By Kevin Wang
The COVID-19 pandemic forced school districts to shift to online learning, and with this transition came an increased reliance on technology. Zoom and Google Meet have been effective platforms for communication, and developers have offered creative ways for teachers to provide personalized attention to students. Some of these include machine learning software to track students’ progress and automatically assign specific homework problems. Other technologies, however, have been far more daring—for example, algorithms that can grade students’ essays.
From Red Pen to the Essay Autograder
“Essay autograders” have actually been around for quite a while, starting from 1997 with Thomas Landauer and Peter Foltz’s Latent Semantic Analysis (LSA). With new artificial intelligence (AI) developments in recent years, these technologies have become far more advanced. The concept seems troubling, though: while multiple choice questions and math problems have one objective answer, essays are inherently subjective and complex. Different readers have different evaluations and even interpretations of an essay. How could a machine possibly reduce the nuances of a personally-written essay to a single, objective score?
To begin, let’s discuss the basics of these algorithms. Automated essay-graders are a form of Natural Language Processing (NLP), the field of machine learning that deals with data in the form of language. Individual words can have many meanings and connotations depending on their context, though. In contrast to numerical data, it is difficult to define the exact relationships between words. In response to this challenge, developers have used a technique called word vectoring, or converting words and sentences into vectors. These vectors, just like those in physics, have both a magnitude and a direction and can even be plotted on a graph. As such, they’re easy for computers to manipulate and perform calculations with.
Turning Words into Numbers
The core of word vectoring involves representing each word as the sum of other words in a system’s vocabulary. For example, suppose our vocabulary consisted of the words “man,” woman,” and “royalty.” We can represent a word by assigning weights from 0-1 for each of these vocabulary words based on how closely related the words are.

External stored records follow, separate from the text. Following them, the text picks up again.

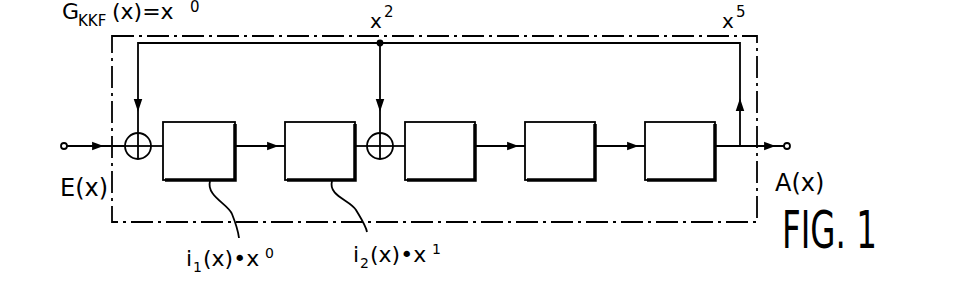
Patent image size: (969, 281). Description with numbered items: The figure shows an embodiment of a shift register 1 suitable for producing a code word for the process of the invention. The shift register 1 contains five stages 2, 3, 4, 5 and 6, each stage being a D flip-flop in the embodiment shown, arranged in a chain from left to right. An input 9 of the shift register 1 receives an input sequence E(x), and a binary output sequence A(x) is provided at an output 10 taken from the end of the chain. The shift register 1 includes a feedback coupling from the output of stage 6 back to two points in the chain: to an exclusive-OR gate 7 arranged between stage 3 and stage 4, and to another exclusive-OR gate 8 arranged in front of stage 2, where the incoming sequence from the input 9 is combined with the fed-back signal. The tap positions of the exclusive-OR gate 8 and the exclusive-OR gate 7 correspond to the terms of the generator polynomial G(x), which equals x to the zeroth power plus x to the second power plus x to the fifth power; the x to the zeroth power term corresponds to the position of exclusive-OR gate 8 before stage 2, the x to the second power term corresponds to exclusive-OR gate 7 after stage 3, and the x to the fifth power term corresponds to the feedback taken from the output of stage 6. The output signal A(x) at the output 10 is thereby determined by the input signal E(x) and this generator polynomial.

The shift register 1 is at (758, 55).
The stage 2 is at (205, 121).
The stage 3 is at (320, 121).
The stage 4 is at (443, 121).
The stage 5 is at (562, 121).
The stage 6 is at (686, 121).
The exclusive-OR gate 7 is at (380, 160).
The exclusive-OR gate 8 is at (138, 160).
The input 9 is at (65, 142).
The output 10 is at (791, 143).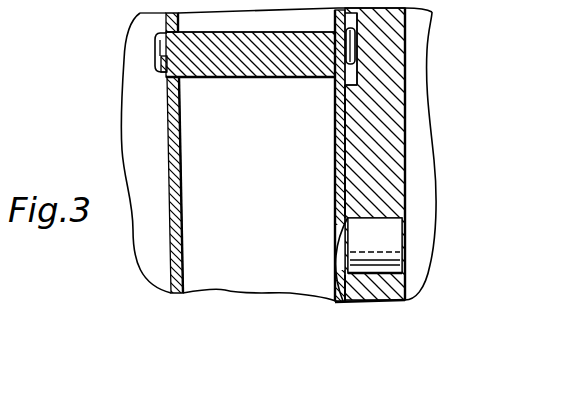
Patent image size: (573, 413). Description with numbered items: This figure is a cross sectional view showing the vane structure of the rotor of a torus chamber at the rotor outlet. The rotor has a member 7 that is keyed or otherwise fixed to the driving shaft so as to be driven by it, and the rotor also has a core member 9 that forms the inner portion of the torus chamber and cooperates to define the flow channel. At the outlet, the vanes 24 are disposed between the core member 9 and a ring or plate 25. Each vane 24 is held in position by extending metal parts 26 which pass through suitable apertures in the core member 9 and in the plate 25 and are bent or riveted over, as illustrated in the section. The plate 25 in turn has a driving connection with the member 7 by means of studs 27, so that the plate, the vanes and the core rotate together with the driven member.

The member 7 is at (393, 164).
The core member 9 is at (168, 134).
The vanes 24 is at (240, 80).
The ring or plate 25 is at (348, 135).
The extending metal parts 26 is at (167, 43).
The studs 27 is at (392, 246).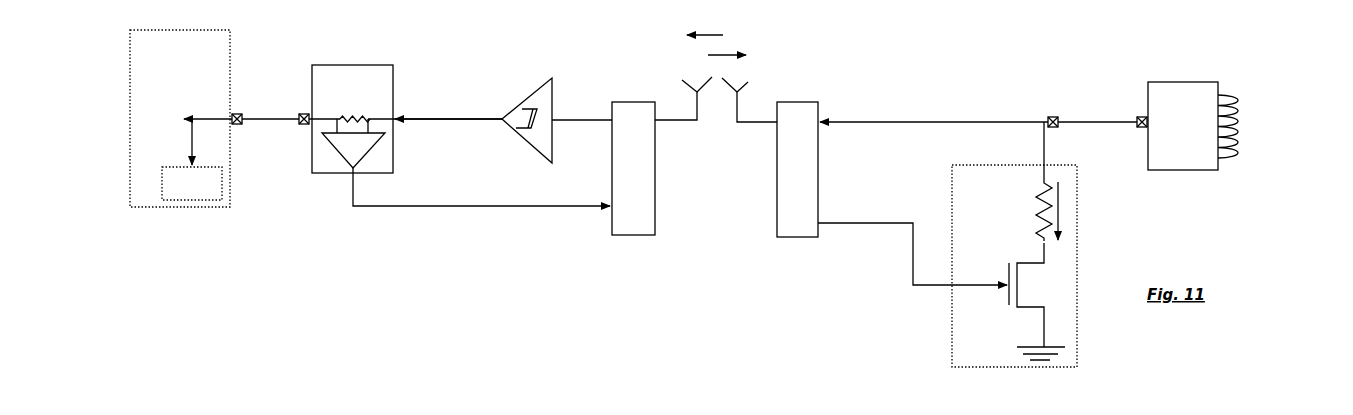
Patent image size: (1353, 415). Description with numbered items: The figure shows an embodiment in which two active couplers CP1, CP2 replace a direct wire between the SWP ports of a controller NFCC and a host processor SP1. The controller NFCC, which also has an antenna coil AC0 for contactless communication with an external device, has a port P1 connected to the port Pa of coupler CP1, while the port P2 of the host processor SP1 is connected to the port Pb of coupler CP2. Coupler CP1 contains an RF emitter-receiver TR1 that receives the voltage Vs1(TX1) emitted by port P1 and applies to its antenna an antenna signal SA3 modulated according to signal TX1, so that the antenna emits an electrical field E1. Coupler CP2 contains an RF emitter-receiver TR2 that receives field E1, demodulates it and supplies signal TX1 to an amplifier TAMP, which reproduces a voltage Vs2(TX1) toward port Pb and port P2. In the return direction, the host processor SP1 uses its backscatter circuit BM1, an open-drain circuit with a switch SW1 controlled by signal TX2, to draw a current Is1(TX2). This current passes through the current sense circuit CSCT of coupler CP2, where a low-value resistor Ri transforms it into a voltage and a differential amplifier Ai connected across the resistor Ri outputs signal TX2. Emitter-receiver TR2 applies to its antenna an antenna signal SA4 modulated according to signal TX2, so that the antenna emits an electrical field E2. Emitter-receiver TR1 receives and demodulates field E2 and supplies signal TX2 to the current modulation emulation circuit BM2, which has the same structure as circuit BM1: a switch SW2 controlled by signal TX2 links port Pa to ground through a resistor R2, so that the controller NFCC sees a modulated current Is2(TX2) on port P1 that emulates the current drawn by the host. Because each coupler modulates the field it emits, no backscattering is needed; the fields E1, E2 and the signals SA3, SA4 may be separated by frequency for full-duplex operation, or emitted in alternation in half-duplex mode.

The host processor SP1 is at (180, 118).
The backscatter circuit BM1 is at (192, 183).
The port P2 is at (239, 113).
The switch SW1 is at (270, 108).
The port Pb is at (303, 126).
The current sense circuit CSCT is at (351, 119).
The resistor Ri is at (355, 110).
The differential amplifier Ai is at (466, 162).
The amplifier TAMP is at (553, 88).
The signal TX1 is at (577, 111).
The signal TX2 is at (784, 237).
The RF emitter-receiver TR2 is at (633, 168).
The antenna signal SA4 is at (676, 106).
The electrical field E1 is at (717, 36).
The electrical field E2 is at (714, 56).
The antenna signal SA3 is at (757, 107).
The RF emitter-receiver TR1 is at (797, 169).
The coupler CP1 is at (830, 264).
The coupler CP2 is at (428, 244).
The port Pa is at (1050, 116).
The switch SW2 is at (995, 318).
The port P1 is at (1140, 116).
The controller NFCC is at (1183, 126).
The antenna coil AC0 is at (1240, 98).
The current modulation emulation circuit BM2 is at (1014, 244).
The resistor R2 is at (1028, 210).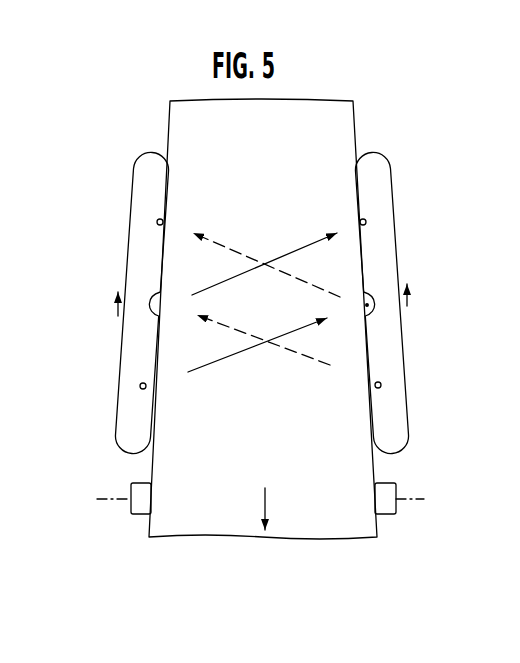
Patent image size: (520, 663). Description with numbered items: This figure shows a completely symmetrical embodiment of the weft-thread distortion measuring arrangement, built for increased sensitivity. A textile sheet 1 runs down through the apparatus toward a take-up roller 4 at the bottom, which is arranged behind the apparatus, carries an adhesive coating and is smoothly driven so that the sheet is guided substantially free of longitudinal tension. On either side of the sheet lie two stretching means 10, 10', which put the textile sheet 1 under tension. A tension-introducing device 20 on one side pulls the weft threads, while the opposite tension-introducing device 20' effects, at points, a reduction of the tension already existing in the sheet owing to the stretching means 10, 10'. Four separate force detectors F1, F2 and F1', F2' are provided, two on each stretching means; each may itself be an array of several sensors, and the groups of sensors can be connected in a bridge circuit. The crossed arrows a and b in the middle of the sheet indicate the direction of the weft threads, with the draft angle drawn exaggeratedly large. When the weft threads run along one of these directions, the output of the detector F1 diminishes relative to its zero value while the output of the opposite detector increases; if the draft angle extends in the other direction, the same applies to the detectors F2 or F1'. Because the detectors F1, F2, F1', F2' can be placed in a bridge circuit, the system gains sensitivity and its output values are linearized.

Therefore, “king” would have very high weights for “male” and “royalty,” and a weight of nearly 0 for “female.” These weights are determined using various forms of regression, where the weights are first assigned randomly, then tweaked as data is fed into the system. This process concludes when the algorithm achieves the series of weights that most accurately predicts the chosen word. We can then add together all of the vocabulary word vectors, scaling each vector according to its weight. This produces a total vector for every word from the sum of its vocabulary.
Word vectoring is useful because it gives us a mathematical representation of each word, and actually “understands” the relationship between words. We can convert words into other words by literally adding and subtracting them. “King” - “male” + “female” = “queen.” “Paris” - “France” = “Beijing - “China” = “Capital.” In reality, this space has at least thousands of vocabulary words with hundreds of dimensions for the vectors. However, the concept remains the same, and word vectoring allows machines to understand words with impressive accuracy.
Grading the Essay
Once these vectors are created, it is possible to begin analyzing the essay. This process happens in two ways. First, the essay is given an overall vector, which can be as simple as averaging all of the vectors of the words in the essay, or analyzing the frequency of certain “keywords” related to the prompt. This provides facts about the essay, such word count, average word length, and complexity of vocabulary.
The next process involves analyzing the flow and progression of the text. This is done by looking at different parts of the essay in relation to each other by using a long short term memory neural network (LSTM). The LSTM keeps a memory of each phrase in the essay, but continuously “throws out” some of the information as it gets farther along into the essay. Thus, earlier sequences diminish in importance as the algorithm “reads” through the essay, allowing the program to follow and evaluate the writer’s train of thought.
Does the Algorithm Pass?
Comparisons with human graders reveal that the scores generated by these machines are fairly accurate, with up to 94% accuracy in some trials. Nevertheless, this system has its flaws. Firstly, it seems difficult to assign an objective score when even human readers can assign very different scores to the same essay. Whose metric is the “right” way to score an essay? Furthermore, experiments with these algorithms indicate that there are certain ways to “cheat the system” by using bigger words such as “avarice” instead of “greed,” including complicated words such as “however” and “despite,” and even just writing a longer essay. There are certainly correlations between these characteristics and writing ability, but their mere presence does not necessitate a strong essay or writer. In fact, such a grading system punishes unconventional, creative approaches, since it is based off of many conventional, average essays.
Despite this, automated essay graders have become increasingly prevalent, from individual teachers grading their students to states using them for standardized tests . They surely would save countless hours of reading—but for now, it might be best to stick with traditional grading methods.